Figure 3. “Knockin” Mouse Model.

(A) Targeting construct. As we have described elsewhere (Kos et al. 2003), targeting initially resulted in a “knockout” allele, due to disruption of normal transcription, presumably by the intronic loxP-flanked neomycin resistance cassette. After breeding to Cre transgenic mice, this neomycin cassette was excised, as illustrated.

(B) Northern blot analysis using kidney total RNA illustrates that the expression of the Actn4 transcript in K228E/K228E is similar to the expression in wild-type mice.

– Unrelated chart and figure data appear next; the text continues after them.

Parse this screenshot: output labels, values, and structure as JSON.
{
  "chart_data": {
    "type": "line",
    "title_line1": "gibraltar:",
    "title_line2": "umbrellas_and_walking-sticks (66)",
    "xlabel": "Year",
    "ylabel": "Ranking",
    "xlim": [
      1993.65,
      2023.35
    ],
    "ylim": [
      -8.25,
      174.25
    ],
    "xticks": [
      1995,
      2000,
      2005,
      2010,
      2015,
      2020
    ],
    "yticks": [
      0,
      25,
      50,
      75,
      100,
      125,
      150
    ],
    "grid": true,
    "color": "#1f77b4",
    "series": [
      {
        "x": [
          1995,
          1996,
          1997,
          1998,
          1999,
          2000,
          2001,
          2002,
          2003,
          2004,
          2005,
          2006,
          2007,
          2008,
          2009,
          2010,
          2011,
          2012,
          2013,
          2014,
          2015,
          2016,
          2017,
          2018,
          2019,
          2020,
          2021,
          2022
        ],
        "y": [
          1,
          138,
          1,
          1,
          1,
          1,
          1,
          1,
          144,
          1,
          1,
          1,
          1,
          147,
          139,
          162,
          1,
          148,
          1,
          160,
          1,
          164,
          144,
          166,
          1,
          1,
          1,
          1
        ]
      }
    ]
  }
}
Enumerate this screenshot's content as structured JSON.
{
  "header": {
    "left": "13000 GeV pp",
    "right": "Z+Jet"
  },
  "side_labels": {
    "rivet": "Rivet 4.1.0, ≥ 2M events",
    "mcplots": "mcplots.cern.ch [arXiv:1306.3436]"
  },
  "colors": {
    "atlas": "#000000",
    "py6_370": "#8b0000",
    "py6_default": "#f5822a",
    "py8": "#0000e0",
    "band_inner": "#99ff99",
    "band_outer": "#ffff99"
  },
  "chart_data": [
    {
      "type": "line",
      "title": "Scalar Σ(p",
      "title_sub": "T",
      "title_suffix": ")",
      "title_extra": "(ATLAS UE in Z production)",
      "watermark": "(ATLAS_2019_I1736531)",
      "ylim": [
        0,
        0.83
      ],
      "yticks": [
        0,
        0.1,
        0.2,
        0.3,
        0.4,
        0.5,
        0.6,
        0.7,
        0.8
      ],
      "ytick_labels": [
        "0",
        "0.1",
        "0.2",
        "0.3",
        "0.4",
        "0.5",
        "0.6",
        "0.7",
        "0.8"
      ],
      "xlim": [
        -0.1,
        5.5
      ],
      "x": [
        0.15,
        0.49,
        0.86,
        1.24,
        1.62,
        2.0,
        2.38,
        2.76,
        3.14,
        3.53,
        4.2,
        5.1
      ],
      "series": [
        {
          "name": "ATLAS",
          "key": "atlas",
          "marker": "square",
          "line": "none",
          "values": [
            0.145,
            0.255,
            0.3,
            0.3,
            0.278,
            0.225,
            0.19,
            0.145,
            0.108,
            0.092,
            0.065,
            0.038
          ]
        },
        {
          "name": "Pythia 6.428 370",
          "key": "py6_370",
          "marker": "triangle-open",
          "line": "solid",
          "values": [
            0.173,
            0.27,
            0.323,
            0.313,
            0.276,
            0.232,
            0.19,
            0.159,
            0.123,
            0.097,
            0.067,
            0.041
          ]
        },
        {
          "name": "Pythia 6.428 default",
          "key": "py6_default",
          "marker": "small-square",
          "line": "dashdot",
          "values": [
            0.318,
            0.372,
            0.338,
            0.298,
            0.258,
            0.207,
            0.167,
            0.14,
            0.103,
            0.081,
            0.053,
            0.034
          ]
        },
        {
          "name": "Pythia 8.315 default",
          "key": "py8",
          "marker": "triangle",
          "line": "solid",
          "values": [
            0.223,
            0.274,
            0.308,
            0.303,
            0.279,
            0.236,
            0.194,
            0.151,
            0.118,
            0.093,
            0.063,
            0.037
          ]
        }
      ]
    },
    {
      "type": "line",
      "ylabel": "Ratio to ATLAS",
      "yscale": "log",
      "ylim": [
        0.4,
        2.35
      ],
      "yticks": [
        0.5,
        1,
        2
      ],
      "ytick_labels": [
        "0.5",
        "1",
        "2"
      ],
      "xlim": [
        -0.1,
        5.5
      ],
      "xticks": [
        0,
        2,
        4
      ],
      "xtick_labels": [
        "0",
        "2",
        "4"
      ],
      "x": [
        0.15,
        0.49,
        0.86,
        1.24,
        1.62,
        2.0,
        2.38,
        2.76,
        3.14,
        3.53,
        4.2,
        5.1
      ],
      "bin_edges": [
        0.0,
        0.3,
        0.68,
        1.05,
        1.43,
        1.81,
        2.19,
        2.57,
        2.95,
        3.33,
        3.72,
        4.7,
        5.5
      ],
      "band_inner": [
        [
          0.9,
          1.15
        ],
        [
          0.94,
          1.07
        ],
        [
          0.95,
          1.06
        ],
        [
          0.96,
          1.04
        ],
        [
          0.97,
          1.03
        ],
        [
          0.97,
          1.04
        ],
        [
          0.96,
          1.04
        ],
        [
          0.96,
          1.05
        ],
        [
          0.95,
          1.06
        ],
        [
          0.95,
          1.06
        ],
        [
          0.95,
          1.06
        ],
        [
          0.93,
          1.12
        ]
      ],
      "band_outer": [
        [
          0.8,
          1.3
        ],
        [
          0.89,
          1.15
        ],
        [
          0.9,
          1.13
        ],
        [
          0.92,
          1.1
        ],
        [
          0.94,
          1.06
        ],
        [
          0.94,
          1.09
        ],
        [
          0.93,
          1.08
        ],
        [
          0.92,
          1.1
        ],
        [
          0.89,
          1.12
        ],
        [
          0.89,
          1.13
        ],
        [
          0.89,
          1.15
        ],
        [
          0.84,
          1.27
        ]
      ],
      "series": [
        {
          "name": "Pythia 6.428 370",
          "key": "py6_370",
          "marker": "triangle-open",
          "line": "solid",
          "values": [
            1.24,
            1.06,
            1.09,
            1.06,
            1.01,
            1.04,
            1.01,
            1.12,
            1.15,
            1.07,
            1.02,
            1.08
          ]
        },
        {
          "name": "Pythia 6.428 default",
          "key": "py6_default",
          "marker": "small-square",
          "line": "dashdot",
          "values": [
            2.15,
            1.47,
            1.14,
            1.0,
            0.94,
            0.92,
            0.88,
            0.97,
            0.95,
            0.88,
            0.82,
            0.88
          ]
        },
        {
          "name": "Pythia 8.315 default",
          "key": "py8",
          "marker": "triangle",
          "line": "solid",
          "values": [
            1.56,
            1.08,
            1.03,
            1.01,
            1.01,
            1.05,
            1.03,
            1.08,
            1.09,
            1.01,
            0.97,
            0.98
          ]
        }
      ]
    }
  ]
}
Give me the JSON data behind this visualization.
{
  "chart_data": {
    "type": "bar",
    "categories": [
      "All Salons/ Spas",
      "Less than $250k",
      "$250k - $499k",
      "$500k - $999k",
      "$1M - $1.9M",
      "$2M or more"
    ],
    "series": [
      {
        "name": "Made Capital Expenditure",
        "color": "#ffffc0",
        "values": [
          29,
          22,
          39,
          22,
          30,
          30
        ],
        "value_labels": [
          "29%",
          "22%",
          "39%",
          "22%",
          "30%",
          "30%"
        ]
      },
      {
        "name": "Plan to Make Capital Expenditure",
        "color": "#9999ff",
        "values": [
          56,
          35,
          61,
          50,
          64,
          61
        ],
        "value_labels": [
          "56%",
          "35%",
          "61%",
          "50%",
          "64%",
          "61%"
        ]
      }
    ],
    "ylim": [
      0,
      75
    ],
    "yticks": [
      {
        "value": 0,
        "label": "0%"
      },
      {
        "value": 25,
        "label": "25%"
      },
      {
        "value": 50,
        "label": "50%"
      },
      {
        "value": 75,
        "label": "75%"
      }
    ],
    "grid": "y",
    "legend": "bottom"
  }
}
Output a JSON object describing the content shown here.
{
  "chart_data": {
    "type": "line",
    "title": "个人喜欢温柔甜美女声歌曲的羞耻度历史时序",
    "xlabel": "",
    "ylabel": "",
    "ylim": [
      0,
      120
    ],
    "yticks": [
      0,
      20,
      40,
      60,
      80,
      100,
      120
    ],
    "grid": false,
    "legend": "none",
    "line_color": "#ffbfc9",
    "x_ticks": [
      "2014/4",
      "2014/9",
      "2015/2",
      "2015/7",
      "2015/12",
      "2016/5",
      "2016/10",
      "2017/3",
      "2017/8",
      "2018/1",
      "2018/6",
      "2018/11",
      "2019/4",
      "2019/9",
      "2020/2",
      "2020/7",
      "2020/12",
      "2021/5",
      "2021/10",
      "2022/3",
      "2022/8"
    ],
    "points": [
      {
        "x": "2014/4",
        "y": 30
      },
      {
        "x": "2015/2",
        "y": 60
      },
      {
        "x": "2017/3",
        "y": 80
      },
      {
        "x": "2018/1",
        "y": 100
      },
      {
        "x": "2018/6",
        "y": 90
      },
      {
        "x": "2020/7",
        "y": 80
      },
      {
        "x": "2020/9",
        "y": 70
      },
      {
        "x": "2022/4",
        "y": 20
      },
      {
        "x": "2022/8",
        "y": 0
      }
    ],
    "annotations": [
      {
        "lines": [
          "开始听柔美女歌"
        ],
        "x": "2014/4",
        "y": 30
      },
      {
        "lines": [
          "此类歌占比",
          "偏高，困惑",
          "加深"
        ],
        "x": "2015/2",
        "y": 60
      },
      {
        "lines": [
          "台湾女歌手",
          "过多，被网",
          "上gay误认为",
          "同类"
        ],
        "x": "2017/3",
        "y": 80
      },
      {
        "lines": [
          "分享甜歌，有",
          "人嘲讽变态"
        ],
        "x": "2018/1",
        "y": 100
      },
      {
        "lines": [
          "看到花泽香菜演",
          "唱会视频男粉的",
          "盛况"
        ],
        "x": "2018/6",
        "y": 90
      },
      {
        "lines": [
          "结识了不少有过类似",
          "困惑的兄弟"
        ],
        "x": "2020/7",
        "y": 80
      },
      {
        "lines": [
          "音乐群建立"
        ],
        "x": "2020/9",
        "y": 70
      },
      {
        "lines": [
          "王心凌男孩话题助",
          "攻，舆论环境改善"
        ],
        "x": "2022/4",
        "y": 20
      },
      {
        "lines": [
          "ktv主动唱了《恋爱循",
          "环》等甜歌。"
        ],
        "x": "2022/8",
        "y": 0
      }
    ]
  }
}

(C) RT-PCR and sequencing of the relevant portion of Actn4 exon 8 confirms that the transcript in mice homozygous for the targeted allele contains the desired point mutation (top, wild-type; bottom, targeted).

(D) Western blot showing markedly decreased expression of α-actinin-4 protein in K228E/K228E homozygous mice and moderately decreased expression in heterozygotes. Shown are blots using protein from cultured fibroblasts. Results were similar using protein extracted from lung, brain, liver, and kidney (data not shown). β-actin control is shown below.

(E) Western blot showing expression of α-actinin-4 in lymphocytes from a human K228E/+ heterozygote (Kaplan et al. 2000) and three wild-type controls (two related, one unrelated). β-actin control is shown below.